Paseo de Gracia, Barcelona
Overhaul of an avenue in an Art Nouveau setting
Urban design and architectural heritage
The Paseo de Gracia is a prime example of symbiosis between modernity and tradition, a perennial albeit changing setting where art, architectural artistic heritage, commerce and connectivity are interwoven in the splendour of a cosmopolitan city.
The first signs of the adaptation of this emblematic avenue of Barcelona date from the mid-19th century when the urban development project devised by the engineer Ildefons Cerdá envisaged freeing up a large area of development land following the demolition of the walls from medieval times. The first gas-powered streetlamps were installed while the new boulevard linking the former walled town and Vila de Gràcia became a place for promenading and recreation where noblemen and the bourgeois would build their mansions.
As time went by, commercial activity gradually shifted from the Rambla area towards the Eixample district. This was all taking place on the backdrop of a new cultural and artistic movement: Modernism or Catalan Art Nouveau, which heralded a real challenge for architects and master builders. As the years went by, the new avenue would come to host the foremost listed Catalan Art Nouveau buildings in Europe, the leading exponents of this movement being Antoni Gaudi, Josep Puig i Cadafalch, Lluís Domènech i Montaner and Enric Sagnier, among others.
Lighting and furniture along a Barcelona boulevard
The recent overhaul of the city’s foremost commercial avenue, the Passeig de Gràcia, brought with it the widening of the pavements, the replacement of existing benches for Miguel Milá’s NeoRomántico Liviano model, a bench with an elegant appearance, a lighter version of the NeoRomántico Clásico model, a top selling contemporary element in urban design. Without aspiring to take centre stage, the Liviano model has been repositioned in order to widen the strolling areas and generate much-needed synergies in a multi-paced city.

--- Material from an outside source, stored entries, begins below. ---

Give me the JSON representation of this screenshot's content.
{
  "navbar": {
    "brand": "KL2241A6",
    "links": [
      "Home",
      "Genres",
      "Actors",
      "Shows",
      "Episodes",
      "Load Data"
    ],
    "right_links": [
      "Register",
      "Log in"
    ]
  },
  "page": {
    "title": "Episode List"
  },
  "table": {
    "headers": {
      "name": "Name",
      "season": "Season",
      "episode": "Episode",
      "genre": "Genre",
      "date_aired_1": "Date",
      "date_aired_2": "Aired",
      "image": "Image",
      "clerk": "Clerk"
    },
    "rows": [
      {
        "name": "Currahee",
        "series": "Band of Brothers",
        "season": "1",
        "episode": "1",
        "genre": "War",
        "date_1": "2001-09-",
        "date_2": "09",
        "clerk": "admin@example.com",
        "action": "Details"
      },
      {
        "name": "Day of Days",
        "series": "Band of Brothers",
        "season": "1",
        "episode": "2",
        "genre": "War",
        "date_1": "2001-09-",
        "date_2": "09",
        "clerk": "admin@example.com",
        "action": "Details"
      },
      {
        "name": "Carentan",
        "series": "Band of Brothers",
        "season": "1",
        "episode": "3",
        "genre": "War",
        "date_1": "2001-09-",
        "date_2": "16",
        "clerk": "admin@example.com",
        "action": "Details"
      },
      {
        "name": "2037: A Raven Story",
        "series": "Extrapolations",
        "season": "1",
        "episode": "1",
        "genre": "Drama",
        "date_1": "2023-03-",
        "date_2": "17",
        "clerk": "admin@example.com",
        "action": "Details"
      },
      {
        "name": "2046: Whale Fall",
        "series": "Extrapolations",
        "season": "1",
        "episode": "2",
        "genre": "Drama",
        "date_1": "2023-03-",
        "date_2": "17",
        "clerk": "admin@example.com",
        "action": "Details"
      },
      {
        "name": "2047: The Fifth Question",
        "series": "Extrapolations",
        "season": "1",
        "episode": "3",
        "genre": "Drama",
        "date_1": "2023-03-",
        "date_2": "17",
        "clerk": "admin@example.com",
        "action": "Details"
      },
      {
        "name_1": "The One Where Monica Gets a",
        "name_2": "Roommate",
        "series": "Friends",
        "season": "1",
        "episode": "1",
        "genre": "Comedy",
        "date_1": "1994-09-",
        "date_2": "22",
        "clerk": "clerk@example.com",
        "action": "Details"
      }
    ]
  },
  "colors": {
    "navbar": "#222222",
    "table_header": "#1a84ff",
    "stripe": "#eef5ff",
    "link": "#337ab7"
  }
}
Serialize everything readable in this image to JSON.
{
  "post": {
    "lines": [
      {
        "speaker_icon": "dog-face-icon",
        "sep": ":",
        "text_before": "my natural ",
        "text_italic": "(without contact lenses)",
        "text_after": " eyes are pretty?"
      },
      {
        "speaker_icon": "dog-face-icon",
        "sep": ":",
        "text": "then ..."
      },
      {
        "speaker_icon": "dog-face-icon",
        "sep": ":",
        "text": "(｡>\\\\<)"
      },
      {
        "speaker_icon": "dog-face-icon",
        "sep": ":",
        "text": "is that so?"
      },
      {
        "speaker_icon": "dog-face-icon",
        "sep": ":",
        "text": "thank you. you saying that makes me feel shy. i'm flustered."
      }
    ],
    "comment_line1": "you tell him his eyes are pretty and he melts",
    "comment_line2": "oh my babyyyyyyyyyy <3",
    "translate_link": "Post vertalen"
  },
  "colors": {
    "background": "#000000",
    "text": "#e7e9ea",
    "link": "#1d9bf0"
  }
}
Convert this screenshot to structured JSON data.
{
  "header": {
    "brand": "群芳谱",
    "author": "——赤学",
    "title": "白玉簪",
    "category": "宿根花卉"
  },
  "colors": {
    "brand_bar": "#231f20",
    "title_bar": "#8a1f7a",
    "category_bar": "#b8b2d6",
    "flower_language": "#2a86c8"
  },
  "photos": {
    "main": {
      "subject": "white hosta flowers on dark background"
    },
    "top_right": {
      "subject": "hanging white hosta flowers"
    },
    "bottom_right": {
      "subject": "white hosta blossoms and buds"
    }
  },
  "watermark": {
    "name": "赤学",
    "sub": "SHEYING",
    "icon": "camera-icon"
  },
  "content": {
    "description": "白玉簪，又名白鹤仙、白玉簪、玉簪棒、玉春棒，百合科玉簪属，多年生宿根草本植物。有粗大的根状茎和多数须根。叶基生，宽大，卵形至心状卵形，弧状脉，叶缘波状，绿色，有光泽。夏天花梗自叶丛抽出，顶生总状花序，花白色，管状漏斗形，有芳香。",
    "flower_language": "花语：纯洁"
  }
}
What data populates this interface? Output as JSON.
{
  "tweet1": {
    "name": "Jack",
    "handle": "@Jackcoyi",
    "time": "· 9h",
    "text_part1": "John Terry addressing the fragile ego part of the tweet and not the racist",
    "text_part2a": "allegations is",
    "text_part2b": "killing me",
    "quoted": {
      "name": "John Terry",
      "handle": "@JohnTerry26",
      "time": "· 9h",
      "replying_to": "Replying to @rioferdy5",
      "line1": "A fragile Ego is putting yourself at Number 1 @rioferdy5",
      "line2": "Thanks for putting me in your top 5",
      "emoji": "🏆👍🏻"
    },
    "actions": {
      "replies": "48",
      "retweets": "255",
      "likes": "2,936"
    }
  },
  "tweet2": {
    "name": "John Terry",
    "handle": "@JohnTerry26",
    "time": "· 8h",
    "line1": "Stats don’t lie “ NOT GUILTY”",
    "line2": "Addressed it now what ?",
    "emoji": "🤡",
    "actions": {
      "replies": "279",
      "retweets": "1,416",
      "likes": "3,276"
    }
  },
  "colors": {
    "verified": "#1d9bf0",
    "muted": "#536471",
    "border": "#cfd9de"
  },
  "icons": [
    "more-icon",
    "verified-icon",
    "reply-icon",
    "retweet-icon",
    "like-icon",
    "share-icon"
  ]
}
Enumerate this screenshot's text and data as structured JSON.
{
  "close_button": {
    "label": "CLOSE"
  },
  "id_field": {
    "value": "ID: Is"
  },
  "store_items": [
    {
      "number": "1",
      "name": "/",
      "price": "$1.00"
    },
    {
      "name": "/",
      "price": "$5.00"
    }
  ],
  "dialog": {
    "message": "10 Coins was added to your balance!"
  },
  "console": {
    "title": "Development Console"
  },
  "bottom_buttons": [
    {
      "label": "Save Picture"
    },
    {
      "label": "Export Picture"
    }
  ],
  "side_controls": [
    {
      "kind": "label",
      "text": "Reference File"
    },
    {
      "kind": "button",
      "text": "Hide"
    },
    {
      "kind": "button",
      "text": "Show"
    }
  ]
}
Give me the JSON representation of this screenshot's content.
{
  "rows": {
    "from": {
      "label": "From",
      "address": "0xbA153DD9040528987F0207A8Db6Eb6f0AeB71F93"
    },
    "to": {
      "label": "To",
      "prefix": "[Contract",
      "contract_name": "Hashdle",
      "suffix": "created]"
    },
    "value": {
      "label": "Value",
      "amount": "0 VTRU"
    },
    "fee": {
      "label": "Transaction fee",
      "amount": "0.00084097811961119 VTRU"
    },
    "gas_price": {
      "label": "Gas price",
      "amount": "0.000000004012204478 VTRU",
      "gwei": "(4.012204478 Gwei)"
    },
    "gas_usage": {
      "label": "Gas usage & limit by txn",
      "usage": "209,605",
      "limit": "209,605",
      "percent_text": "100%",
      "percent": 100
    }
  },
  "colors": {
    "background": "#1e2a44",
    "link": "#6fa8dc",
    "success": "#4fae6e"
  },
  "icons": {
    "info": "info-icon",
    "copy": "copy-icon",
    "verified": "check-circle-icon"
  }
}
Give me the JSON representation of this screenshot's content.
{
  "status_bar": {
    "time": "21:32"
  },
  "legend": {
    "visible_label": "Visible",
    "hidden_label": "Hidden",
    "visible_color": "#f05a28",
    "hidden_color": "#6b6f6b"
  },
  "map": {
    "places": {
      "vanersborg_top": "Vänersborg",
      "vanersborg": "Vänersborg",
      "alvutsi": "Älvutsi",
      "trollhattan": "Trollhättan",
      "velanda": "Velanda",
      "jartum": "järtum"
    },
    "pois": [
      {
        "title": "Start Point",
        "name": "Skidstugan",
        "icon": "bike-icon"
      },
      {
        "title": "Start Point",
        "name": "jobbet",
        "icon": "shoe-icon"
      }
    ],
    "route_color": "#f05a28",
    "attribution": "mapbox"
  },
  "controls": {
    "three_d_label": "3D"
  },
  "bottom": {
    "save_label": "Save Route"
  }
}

Accordingly, the setting in front of the façade of Casa Milà – commissioned to Antoni Gaudí by Pere Milà in 1906 and widely known as La Pedrera in a popular nickname reminiscent of both the developer’s name and the stone shape designed by the architect – is currently home to a bench designed in the year 2000 by one of the latter figure’s nephews, Miguel Milá, a pioneer of design in Spain, and to the Candela state-of-the-art streetlamp devised by Miguel’s son Gonzalo Milà in 2012. This is unquestionably a hugely elegant coexistence of several of Barcelona’s generations along the city’s central avenue.